The whole reason for cooking them in low temperature oil first is to get the water out so when you go to fry them at high heat they maintain a crisp texture for longer than 20 seconds.

Bringing water into the mix for french fries makes no sense to me.

>> No.6091480

>>6091477
>The whole reason for cooking them in low temperature oil first is to get the water out

No. The water doesn't go out. Weight the fries before and after....they do not lose any water weight.

The purpose of the low-temperature fry is to cook the interior of the fry, that way when you later use the high temp oil it crisps the exterior.

If you skipped that step and used high temp oil only the inside of the fry would be undercooked by the time the outside is perfectly golden brown. You do the pre-cook at a lower temp in order to get the timing correct, so the inside is tender and the outside is crisp.

Same thing with roasted potatoes: parboil them, then roast in the oven.

>> No.6091496

>>6091480
You are completely wrong. It's easy to get fully cooked potatoes in hot oil, they just turn soggy really fast without the pre-fry

Everything in your post is incorrect and you obviously know nothing about fries. The point is to get the water out without sealing the outside in a crust.

Fries without a pre cook turn soggy extremely fast, getting the potato fully cooked is not even remotely part of the issue.

>> No.6091497

>>6091476

The reason to cook the fries frist in oil at a lower temperature, the purpose is two-fold. The first is to cook the inside of the fries adequately. The second is to reduce the water content of the fries.

Cooking the fries without sealing the outside of the fries lets the water escape much better than one cooking in hot oil.

One main reason that so many fries are limp and unappealing is because of the water trapped in the fries. Once removed from the oil, they don't stay crisp long at all.

Properly frying them first in lower oil is going to reduce the water content and enable them to stay crisp longer -- hopefully long enough to eat them.

Even if parboiling in water does not add water, it certainly isn't going to reduce the water content and so when you fry them in oil at high temperatures, you are going to trap the water inside the fry. You'll be lucky if they are still crisp by the time you take your first bite.

>> No.6091507

>>6091476
>>>wouldn't you be sealing more water inside the fries making them far more likely to be soggy and unappealing?
>>no, because you're never adding any more water than there already was.

You don't get it. The water that is naturally in the potatoes is already enough to ensure that they turn soggy quickly after cooking.

Ideally, fries should stay crispy after cooking for a fairly long time. If they are at all soggy at any point before you finish eating, then they were improperly cooked.

>> No.6091512

>>6090921

Oh fuck you got me good

>> No.6091643

The closest I come to parboiling french fries is when I make country potatoes with onions.

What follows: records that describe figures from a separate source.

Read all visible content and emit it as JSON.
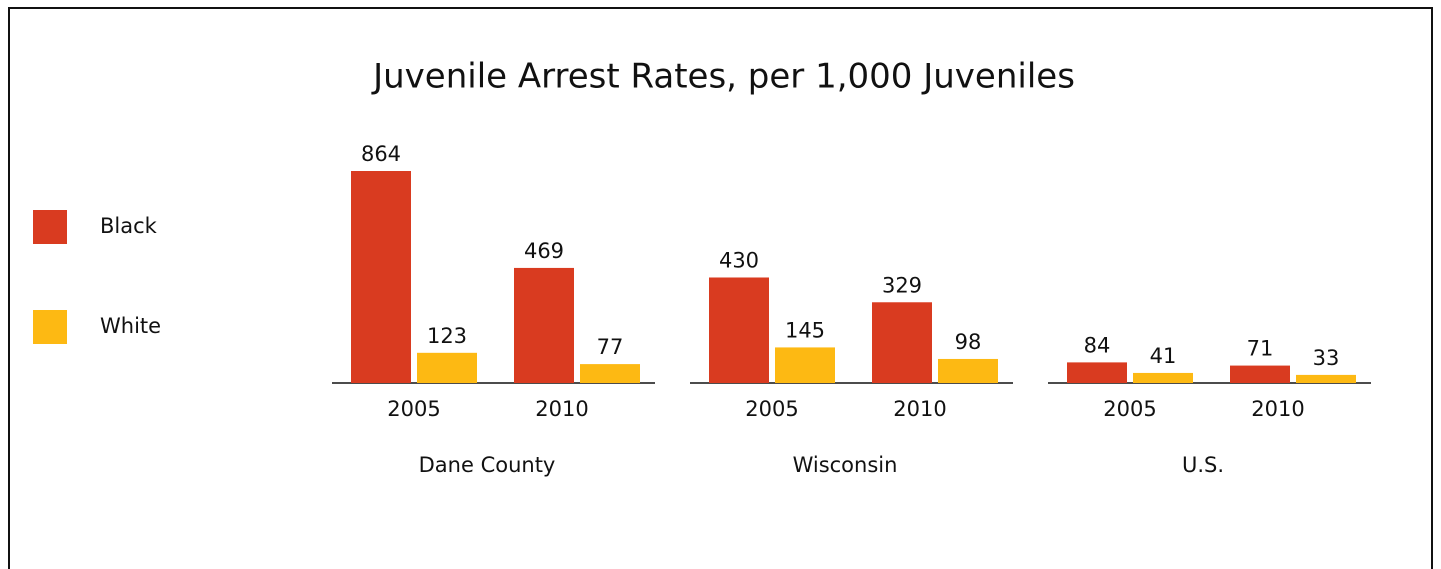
{
  "chart_data": {
    "type": "bar",
    "title": "Juvenile Arrest Rates, per 1,000 Juveniles",
    "groups": [
      "Dane County",
      "Wisconsin",
      "U.S."
    ],
    "categories": [
      "2005",
      "2010",
      "2005",
      "2010",
      "2005",
      "2010"
    ],
    "series": [
      {
        "name": "Black",
        "color": "#d93b20",
        "values": [
          864,
          469,
          430,
          329,
          84,
          71
        ]
      },
      {
        "name": "White",
        "color": "#fdb913",
        "values": [
          123,
          77,
          145,
          98,
          41,
          33
        ]
      }
    ]
  }
}
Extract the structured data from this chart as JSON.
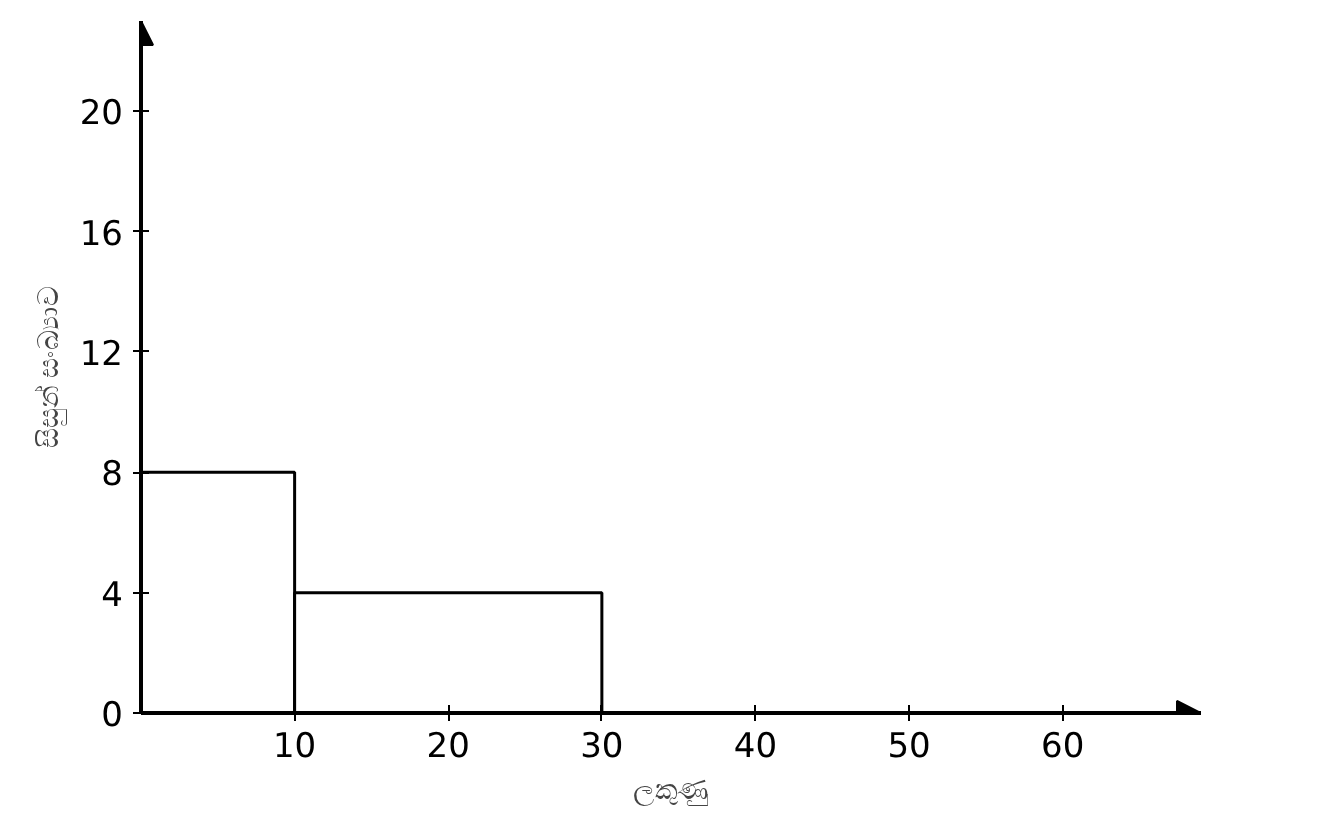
{
  "chart_data": {
    "type": "histogram",
    "xlabel": "ලකුණු",
    "ylabel": "සිසුන් සංඛ්‍යාව",
    "bins": [
      0,
      10,
      30
    ],
    "values": [
      8,
      4
    ],
    "color": "#ffffff",
    "xlim": [
      0,
      69
    ],
    "ylim": [
      0,
      23
    ],
    "xticks": [
      10,
      20,
      30,
      40,
      50,
      60
    ],
    "yticks": [
      0,
      4,
      8,
      12,
      16,
      20
    ],
    "grid": false
  }
}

I slice the potatoes into rounds about 1/8 to 1/4 inch thick and parboil until close to done but before they start to disintegrate. While doing this, I slice an onion and saute the resulting rings in either olive oil or butter in a pan. When the potatoes are ready, I remove the onions, place the potato rounds on the pan trying to keep them one layer deep, drop the sauteed onions back on top, apply some freshly/coarsely ground pepper, and fry them until golden brown. Flip and cook until golden brown on the other side as well. Remove and salt.

They don't turn out crisply at all, but they do come out really good.